06/12/2008 12:00AM

Armchair jockeys are off base


NEW YORK - Of the dozens of reasons being proposed to explain Big Brown's performance in the Belmont Stakes, the consensus choice seems to be that Kent Desormeaux's ride cost the colt the race and the Triple Crown. We're all just guessing until they teach Big Brown to talk, but after many viewings of the pan and head-on replays of the race, I just don't buy that The Jockey Did It.

Everyone seems to think that Big Brown had a nightmarish trip for the first mile of the Belmont that was so rocky and indecisive that the colt surrendered in frustration or protest of his handling. The ride was not a thing of beauty, but to me it had less in common with the legitimately brutal trips that can keep the best horse from winning than with his trip in the Preakness - which unfolded with almost eerie similarity, but little criticism given the different outcome.

It's easy to say in retrospect that Big Brown "shoulda been" gunned to a clear early lead, but that wasn't going to happen with Da' Tara committed to setting the pace at any cost, nor would such a change of tactics have made any sense after the colt won both the Derby and Preakness so easily by being deliberately kept off the early lead. People are complaining that Big Brown was restrained and wrangled back early in the Belmont, but this is exactly what was done in his two previous races, especially the Preakness.

Big Brown didn't have the rail at Pimlico, but that's where he ended up after he broke from inside all the other speed in the race. He wasn't gunned to the front but was wrestled back as hard as he was at any point in the Belmont in order to get his preferred outside stalking position down the backstretch. There was some steadying both times, but Desormeaux got the colt exactly where he wanted him in each case, without perfect grace but also without enough trauma to compromise the colt's subsequent performance.

When the field straightened away into the backstretch in the Belmont, Big Brown was just where anyone could have wanted him, a close third and to the outside of Da' Tara and Tale of Ekati. He was running smoothly, ears up and under a good hold. The moment of truth came at the same point in both races, heading into the stretch turn. In the Preakness, he sailed right past Gayego and Riley Tucker, but in the Belmont he simply had nothing. Desormeaux encouraged him to go, and he couldn't even get on even terms with a tired Tale of Ekati. The rider encouraged him again and got nothing again. Then as four or five more horses ran past him on his inside, the rider steered him out and began trying to pull him up.

When it came time to run past horses he would drown on a good day, Big Brown simply had no gas in the tank and nothing to offer. Being held hard when boxed in down the backstretch in the Preakness didn't anger, annoy, discourage, or disturb him to the point of surrender, so there's no reason to think that similar bumpiness earlier in the race had that effect in the Belmont. It was the colt's lack of his normal kick that alarmed his rider, who truly thought he had the race won when he found his desired spot after the opening half-mile.

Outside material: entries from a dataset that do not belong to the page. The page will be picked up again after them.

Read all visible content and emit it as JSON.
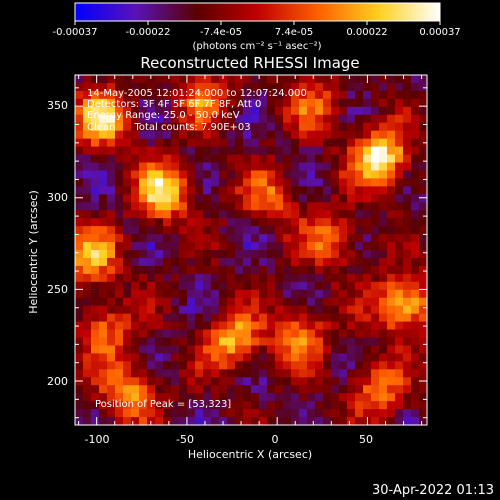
{
  "colorbar": {
    "tick_labels": [
      "-0.00037",
      "-0.00022",
      "-7.4e-05",
      "7.4e-05",
      "0.00022",
      "0.00037"
    ],
    "units_label": "(photons cm⁻² s⁻¹ asec⁻²)",
    "range": [
      -0.00037,
      0.00037
    ],
    "colors": [
      "#0000ff",
      "#5a12b8",
      "#5a0000",
      "#c00000",
      "#ff6000",
      "#ffd020",
      "#ffffff"
    ]
  },
  "plot": {
    "title": "Reconstructed RHESSI Image",
    "annotations": [
      "14-May-2005 12:01:24.000 to 12:07:24.000",
      "Detectors: 3F 4F 5F 6F 7F 8F, Att 0",
      "Energy Range: 25.0 - 50.0 keV",
      "Clean      Total counts: 7.90E+03"
    ],
    "peak_label": "Position of Peak = [53,323]",
    "xlabel": "Heliocentric X (arcsec)",
    "ylabel": "Heliocentric Y (arcsec)",
    "xticks": [
      "-100",
      "-50",
      "0",
      "50"
    ],
    "yticks": [
      "200",
      "250",
      "300",
      "350"
    ]
  },
  "footer": {
    "timestamp": "30-Apr-2022 01:13"
  },
  "chart_data": {
    "type": "heatmap",
    "title": "Reconstructed RHESSI Image",
    "xlabel": "Heliocentric X (arcsec)",
    "ylabel": "Heliocentric Y (arcsec)",
    "xlim": [
      -112,
      83
    ],
    "ylim": [
      176,
      367
    ],
    "value_range": [
      -0.00037,
      0.00037
    ],
    "peak_position": [
      53,
      323
    ],
    "hotspots": [
      {
        "x": 57,
        "y": 322,
        "level": 1.0
      },
      {
        "x": 70,
        "y": 242,
        "level": 0.9
      },
      {
        "x": -63,
        "y": 303,
        "level": 0.85
      },
      {
        "x": -97,
        "y": 343,
        "level": 0.8
      },
      {
        "x": -103,
        "y": 268,
        "level": 0.7
      },
      {
        "x": -25,
        "y": 222,
        "level": 0.75
      },
      {
        "x": -82,
        "y": 193,
        "level": 0.65
      },
      {
        "x": 12,
        "y": 225,
        "level": 0.6
      },
      {
        "x": 30,
        "y": 277,
        "level": 0.55
      },
      {
        "x": -5,
        "y": 300,
        "level": 0.5
      },
      {
        "x": 55,
        "y": 195,
        "level": 0.55
      },
      {
        "x": -40,
        "y": 355,
        "level": 0.5
      },
      {
        "x": -95,
        "y": 228,
        "level": 0.55
      },
      {
        "x": 22,
        "y": 350,
        "level": 0.45
      }
    ]
  }
}
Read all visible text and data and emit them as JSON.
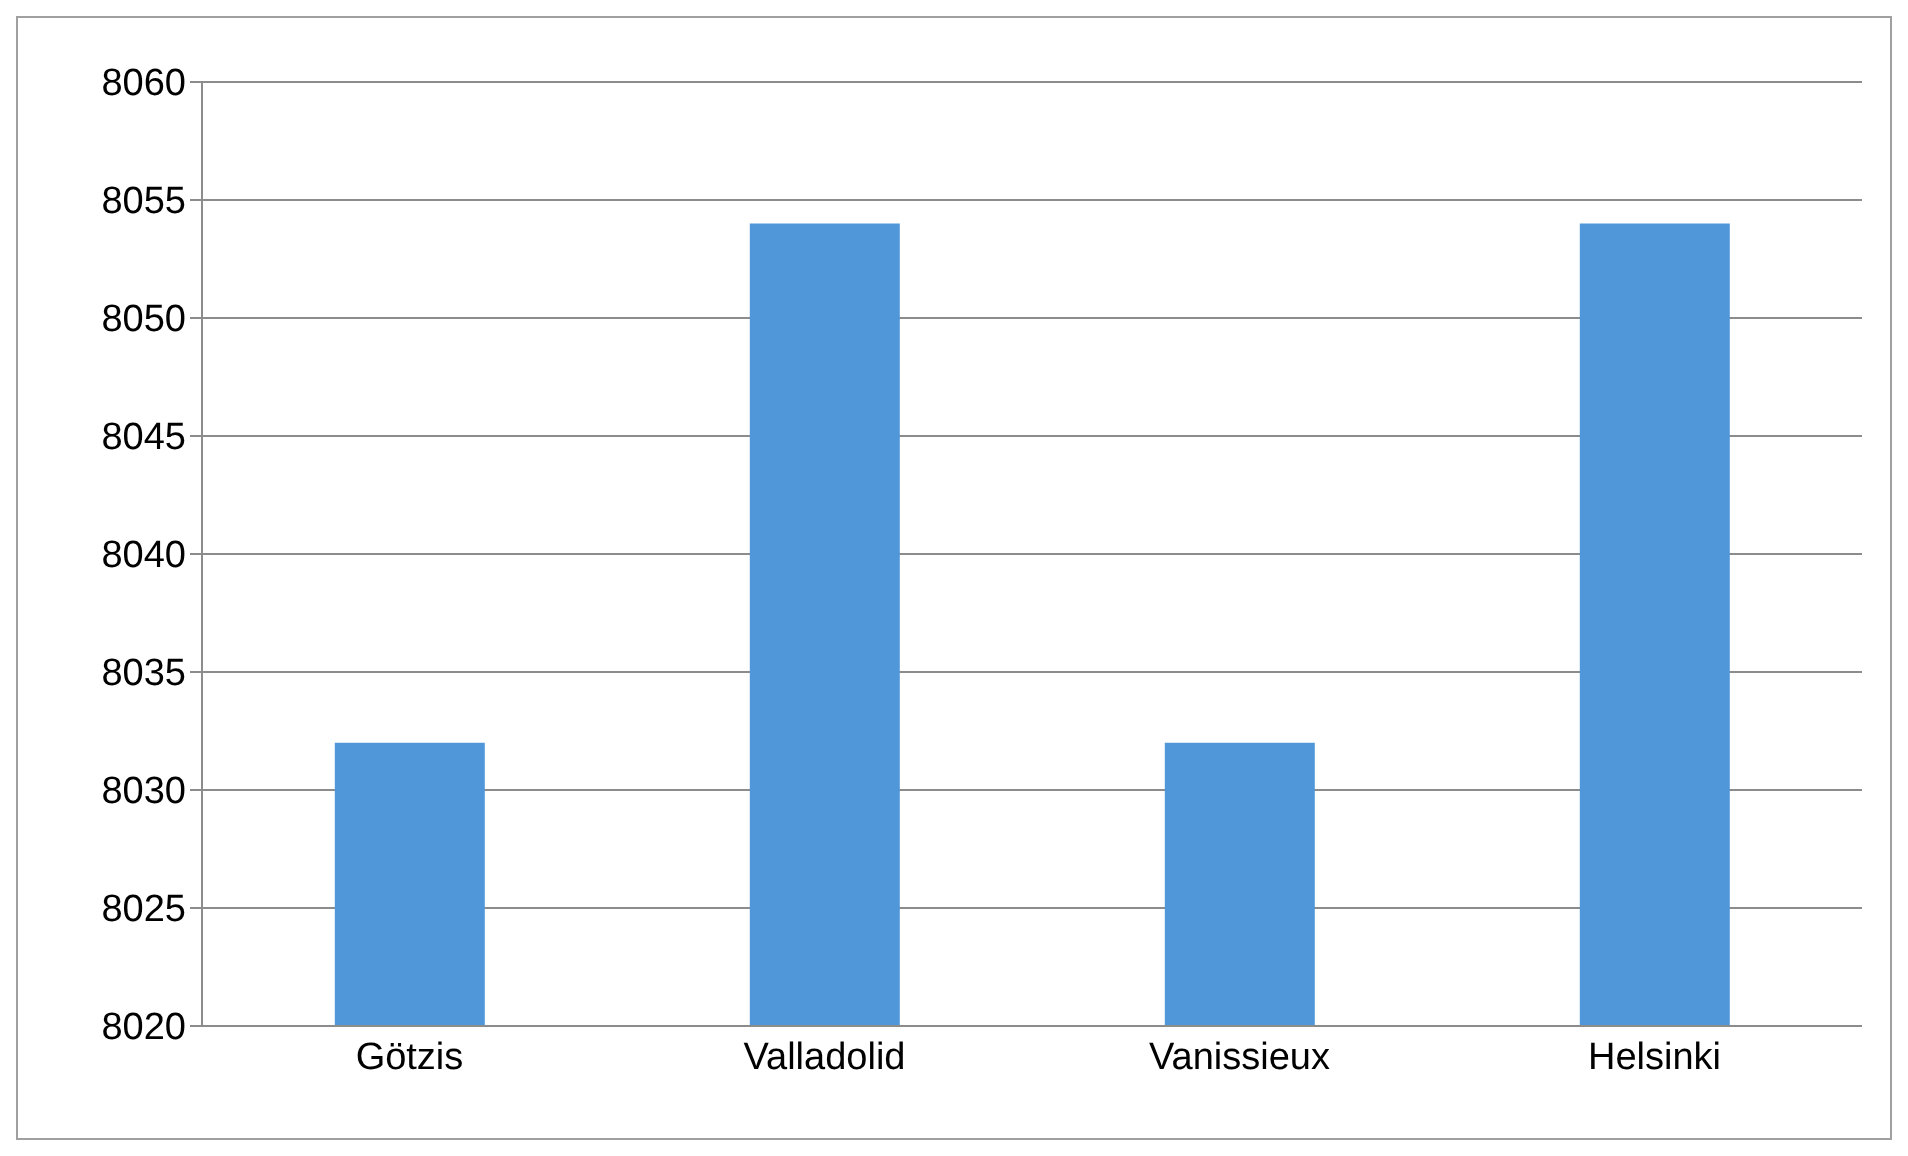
{
  "chart_data": {
    "type": "bar",
    "categories": [
      "Götzis",
      "Valladolid",
      "Vanissieux",
      "Helsinki"
    ],
    "values": [
      8032,
      8054,
      8032,
      8054
    ],
    "color": "#4f97d9",
    "ylim": [
      8020,
      8060
    ],
    "yticks": [
      8020,
      8025,
      8030,
      8035,
      8040,
      8045,
      8050,
      8055,
      8060
    ],
    "grid": "y"
  }
}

Desormeaux did not cost anyone a nickel by pulling up Big Brown due to his perfectly understandable concern that something had gone physically amiss with the colt. The rider has had some issues in the past with not fully extending beaten horses when a close third- or fourth-place finish was on the line, but this was not similar to those cases. Big Brown was almost certainly going to finish ninth (instead of officially not finishing behind the eighth-place finisher) had Desormeaux persevered, and the jockey specifically addressed "show bettors and superfecta players" after the race when he assured them the colt had no chance whatsoever at a higher placing.

"He acted in the best interest of the horse," said Dr. Ted Hill, one of the three Belmont stewards who met with Desormeaux on Wednesday morning to review the race.

The stewards took no action against him for his ride, and good for them. Racing has enough legitimate equine health and safety issues that the last thing it should be doing is discouraging jockeys from making value judgments, or even erring on the side of caution, when there is any concern about the soundness of a beaten horse. Especially in the emotionally charged atmosphere in the wake of the Derby, it would be a shame if the disappointed squawking from some fans and sportswriters discouraged other riders from doing the same thing more often.